Something similar can happen in the reading of Scripture when a particular passage or verse we have read many times before seems to be specially illuminated by the Holy Spirit and we feel its power. McEntyre refers to the language of the Psalms about ‘tasting’ and ‘eating’. These are rich metaphors. Words do not just deliver dry information. We taste words ‘like honey in our mouths’, as the Psalmist puts it. And as we take food and drink, we are nourished though we scarcely give it thought. But with words, McEntyre says, there is, in the silences of the inner life, a process of regeneration, something beneath the reach of our conscious control. In meditation, words are lifted out of the babble that surrounds them to yield unforeseen gifts and are revitalised as instruments of understanding. McEntyre has an excellent quotation from Bonhoeffer that goes a long way to explaining the power of his life: ‘Meditation is not having great thoughts, but loving the words you hear and letting them shape you’.

McEntyre acknowledges difficulties with seeking silence. Her first few days on any vacation require adapting to the loss of stimuli she normally complains about. She finds she needs to be weaned from the dependency on phone and computer – things she both resents and clings to.

How much silence is good? This can vary enormously. It depends on our needs and the amount of disorder in our lives.
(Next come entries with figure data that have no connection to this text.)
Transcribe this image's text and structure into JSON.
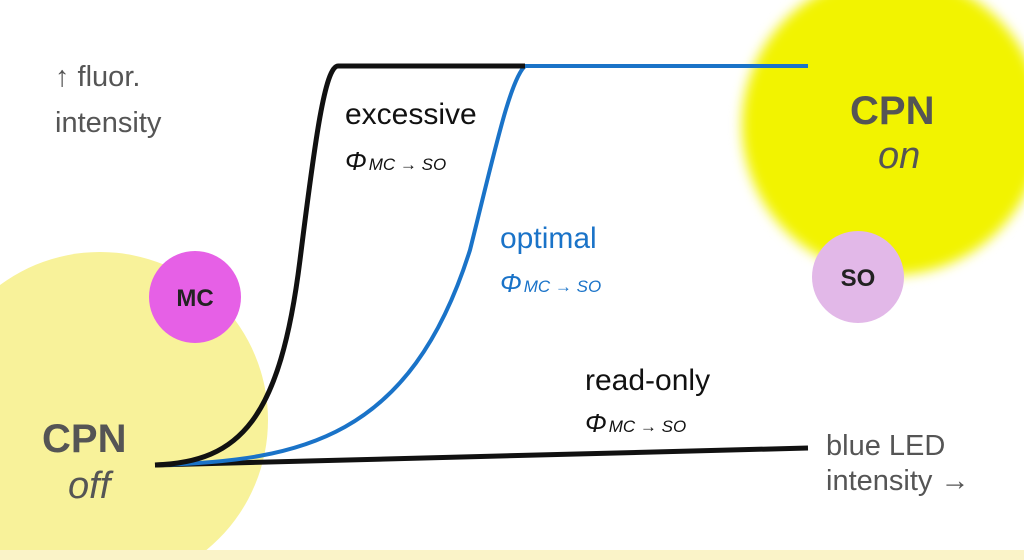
{
  "y_axis_label": [
    "↑ fluor.",
    "intensity"
  ],
  "x_axis_label": [
    "blue LED",
    "intensity →"
  ],
  "states": {
    "off": {
      "title": "CPN",
      "subtitle": "off"
    },
    "on": {
      "title": "CPN",
      "subtitle": "on"
    }
  },
  "molecules": [
    "MC",
    "SO"
  ],
  "curves": [
    {
      "name": "excessive",
      "symbol": "Φ",
      "subscript": "MC → SO"
    },
    {
      "name": "optimal",
      "symbol": "Φ",
      "subscript": "MC → SO"
    },
    {
      "name": "read-only",
      "symbol": "Φ",
      "subscript": "MC → SO"
    }
  ]
}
For some there is little choice in the matter - silence may be imposed upon us by illness, a spent nervous system, insomnia or, in the extreme case, by imprisonment, as was the case with John Bunyan or Alexander Solzhenitsyn.

Quakers were a people who took silence seriously. Their times of gathering on the first day of the week (they would never say Sunday) were often spent largely in silence. At other times, Quakers saw silence, when deliberately chosen, as a form of fasting. They were times when, like Mary, people ‘pondered’ - that is, they reflected and allowed something important to sink deeply into the mind. It implies taking no immediate action but letting an important truth take possession of the soul. The Book of Common Prayer expresses a similar idea when it says that we should ‘mark, learn and inwardly digest’.

McEntyre has given us important reminders that the right use of words is vital for a correct understanding. But at the same time words are meant much more than to inform; they are to minister to a variety of inner needs and to enrich relationships.

Marilyn McEntyre is a writer, professor of Medical Humanities at UC Berkeley and former professor of English at Westmont College. In 2015 she won the Christianity Today Book Award for Spirituality.

Rex Dale, a retired professional, has studied many books that throw light on life’s experiences. He is the author of Insights From Graeco-Roman Times – A Christian Response, which gives an overview of the period leading up to Christ’s coming.


Terence Garrett
July 17, 2019, 6:30PM
Thank you for the interesting article.

The word is indeed important and unfortunately the word, grammar and language are being diluted in our educational faculties.

'In the beginning was the Word, and the Word was with God, and the Word was God.'

I love this quote. It is well worth reflection. I look forward to the time when I understand it in thought, word and deed.